HOLLYWOOD — So you’re speeding down the information superhighway, finding new business opportunities at every turn and catching all the greenlights.
That is, until your trip is suddenly stopped short by a pothole. More and more pioneers in the “new media” are discovering that the biggest such potholes involve a very basic issue — clearing the rights.
“The fight over copyright and intellectual property rights surrounding videocassettes will be nothing compared to these new, multidimensional products, ” says Mark F. Radcliffe, a partner at the law firm of Gray, Cary, Ware & Freidenrich who recently authored “The Multimedia Law Handbook,” a how-to for non-lawyers. “As more and more pre-existing work is used as a basis for interactive projects, software companies will increasingly have to ask themselves, ‘Do I really have the rights I think I do?’ Have you cleared it with the actors, with the music scorers, with choreographers? How about underlying rights to publicity?”
All of those questions can add up to irritating costs for Silicon Valley types who want to put together programs for $ 100,000 to $ 200,000. Suddenly having to pay copyright fees and royalties blasts that budget into outer space.
Of course, things look different from Hollywood’s point of view. Attorneys are still arguing over whether 1950s television contracts gave the networks and producing entities rights to a homevideo future they did not foresee. The water becomes even murkier as writers who have assigned publishing rights and movie rights suddenly find they may have lost multimedia rights.
“There are a number of publishers and producers out there who are trying to hang their hats on contract clauses that give them electronic book rights as also meaning they have interactive rights,” says Richard Thompson of Silverberg, Katz, Thompson & Braun.
Take the recent battle between publishers Simon & Schuster and filmmaker Quintex Entertainment Inc. over who had what rights to “Lonesome Dove.” The publishers had rights to publish the book, and in their contract they retained electronic rights. Yet when Quintex, which hadgot the motion picture rights from author Larry McMurtry, tried to distribute an audiocassette of the mini-series’ soundtrack, the publisher cried foul.
Many agree that as these new technological fields advance, their applications could well bring some changes in U.S. copyright law.
“I certainly think there will be changes because it’s becoming so easy to copy something, you just click a few buttons,” says Rex Heinke, of Gibson, Dunne & Crutcher. “The music industry is already set up to deal with this kind of mass copying with licenses readily available, but that same kind of system does not exist for magazine, book or movie rights — or for any other copyrighted work done on a large scale.”
Even the entertainment unions are struggling to come to terms with how to govern interactive policy. The Writers Guild of America, for example, has a one-page letter of adherence specifically tailored to interactive programming, but it only requires employing companies to pay health and pension contributions on behalf of writers.
“As this field is new, the Guild wanted to allow the most amount of flexibility to producers, especially those in the computer industry, so that they would employ Guild writers,” says Joel Block, union director of industry alliances.
And the computer software people they are dealing with are, for the most part , somewhat naive when it comes to copyright issues and talent compensation.

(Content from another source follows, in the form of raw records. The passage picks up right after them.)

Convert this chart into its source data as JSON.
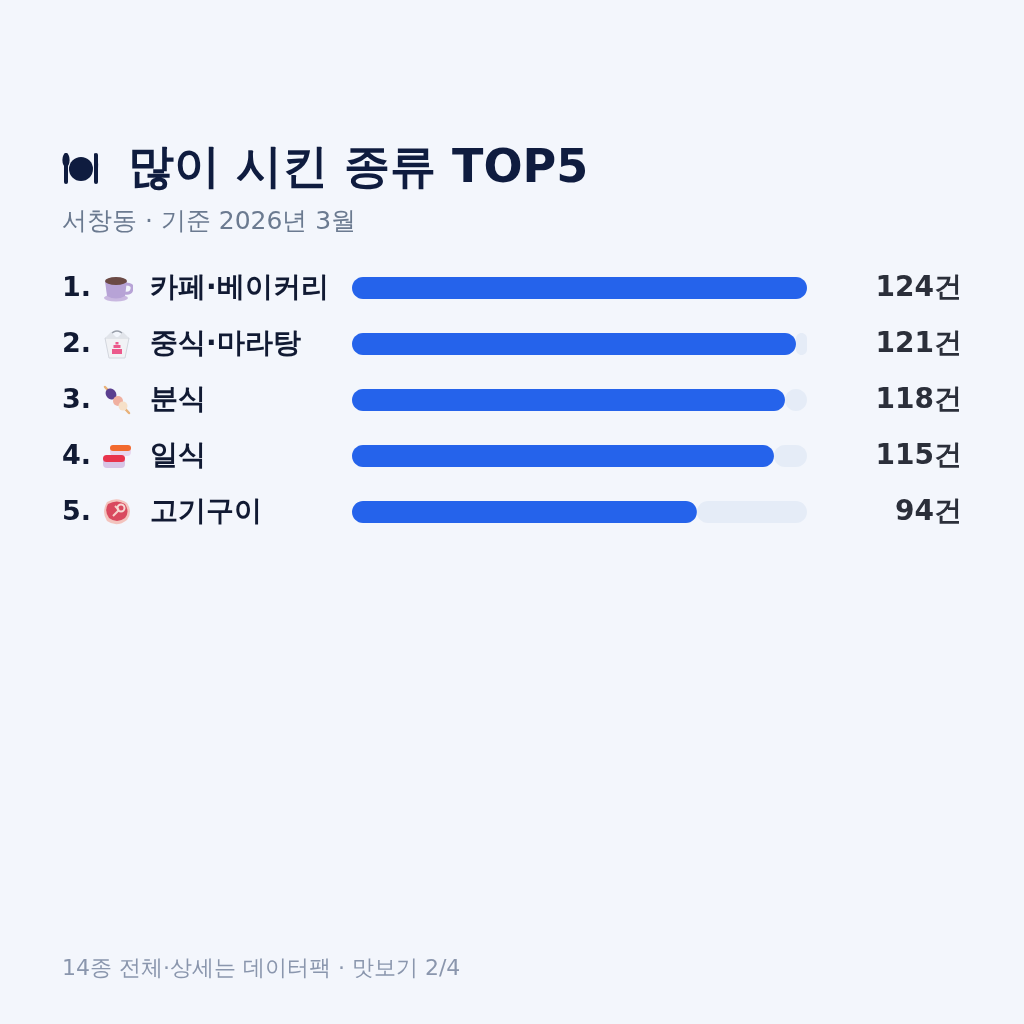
{
  "chart_data": {
    "type": "bar",
    "orientation": "horizontal",
    "title": "많이 시킨 종류 TOP5",
    "subtitle": "서창동 · 기준 2026년 3월",
    "categories": [
      "1. 카페·베이커리",
      "2. 중식·마라탕",
      "3. 분식",
      "4. 일식",
      "5. 고기구이"
    ],
    "values": [
      124,
      121,
      118,
      115,
      94
    ],
    "color": "#2563eb",
    "value_labels": [
      "124건",
      "121건",
      "118건",
      "115건",
      "94건"
    ],
    "annotations": [
      "14종 전체·상세는 데이터팩 · 맛보기 2/4"
    ]
  }
}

After all, many of the fast-trackers are computer whiz kids who concentrate on the little screen, not the big picture.
“We’re still seeing a lot of the fly-by-night computer people just going ahead and using pre-existing material without getting permission and then dealing with it later,” Thompson says.
If the copyright issue is not complex enough, there’s also a number of broad patents raising their ugly heads. In the last year, a number of sweeping patents have been filed on software that have a direct impact on interactive TV and multimedia enterprises.
“A company called Compton’s New Media filed a patent last November that claims ownership against databases that access text, graphics, music … anything that can be interpreted as multimedia,” says Jeanine Parker, president-elect of the non-profit International Interactive Communications Society. “And to the surprise of everyone, the U.S. Patent and Trademark office granted it.”
Compton’s publishes a popular encyclopedia on CD-ROM discs. Its patent — which the U.S. Patent and Trademark office overturned late last week — was broad enough to apparently cover the entire practice of accessing such multimedia information, which would mean hundreds of millions of dollars in licensing fees for the company.
“Right now we have a system that is not sophisticated enough to analyze these patents appropriately,” Parker said.